- Buwenge Location in Uganda
- Coordinates: 00°39′01″N 33°10′13″E﻿ / ﻿0.65028°N 33.17028°E
- Country: Uganda
- Region: Eastern Uganda
- Sub-region: Busoga sub-region
- District: Jinja District
- Elevation: 3,540 ft (1,080 m)

Population (2024 Census)
- • Total: 30,377

= Buwenge =

Ugandan town

Buwenge is a town in the Eastern Region of Uganda. It was proposed as the headquarters of Jinja District in 2009 when local district leaders were lobbying government to grant Jinja city status. However, when the district headquarters were relocated 10 years later, Kagoma, a smaller community in Buwenge sub-county was selected as the new district headquarters.

==Location==
The town is bordered by Luzinga to the northeast, Butamira to the southeast, Mabira to the south, Mawoito to the west and Kiroro to the north. Buwenge is situated on the Jinja–Kamuli–Mbulamuti Road, approximately 28 km, by road, north of Jinja, the largest city in the Busoga sub-region.

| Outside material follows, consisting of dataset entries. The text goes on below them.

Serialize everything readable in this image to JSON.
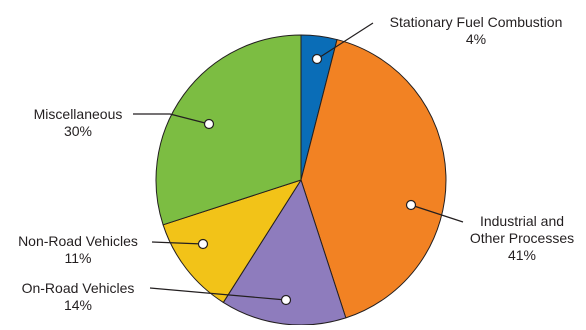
{
  "chart_data": {
    "type": "pie",
    "title": "",
    "start_angle_deg": 0,
    "direction": "clockwise",
    "slice_border_color": "#231f20",
    "slices": [
      {
        "label_lines": [
          "Stationary Fuel Combustion"
        ],
        "percent_label": "4%",
        "value": 4,
        "color": "#0a6db7"
      },
      {
        "label_lines": [
          "Industrial and",
          "Other Processes"
        ],
        "percent_label": "41%",
        "value": 41,
        "color": "#f28223"
      },
      {
        "label_lines": [
          "On-Road Vehicles"
        ],
        "percent_label": "14%",
        "value": 14,
        "color": "#8e7cbd"
      },
      {
        "label_lines": [
          "Non-Road Vehicles"
        ],
        "percent_label": "11%",
        "value": 11,
        "color": "#f2c318"
      },
      {
        "label_lines": [
          "Miscellaneous"
        ],
        "percent_label": "30%",
        "value": 30,
        "color": "#7cbd42"
      }
    ]
  }
}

This is about 37 km, by road, south of the town of Kamuli. The coordinates of Buwenge Town are: 0°39'01.0"N, 33°10'13.0"E (Latitude:0.650278; Longitude:33.170278).

==Population==

In 2014, the national census and population survey put the population of the town at 22,074. In 2020, the Uganda Bureau of Statistics estimated the mid-year population of Buwenge Town at 24,200. Buwenge has a Population Density of 698.7 / km^{2}.

==Points of interest==
The following points of interest are found within the limits of the town or close to its orders:

1. The headquarters of Jinja District Administration are located at Kagoma, in Buwenge Sub-county of Kagoma County, in Jinja District.

2. The offices of Buwenge Town Council

3. Buwenge General Hospital - A 200-bed public hospital administered by the Uganda Ministry of Health

4. Buwenge Central Market

5. The Jinja–Kamuli–Mbulamuti Road passes through the middle of town in a north to south direction.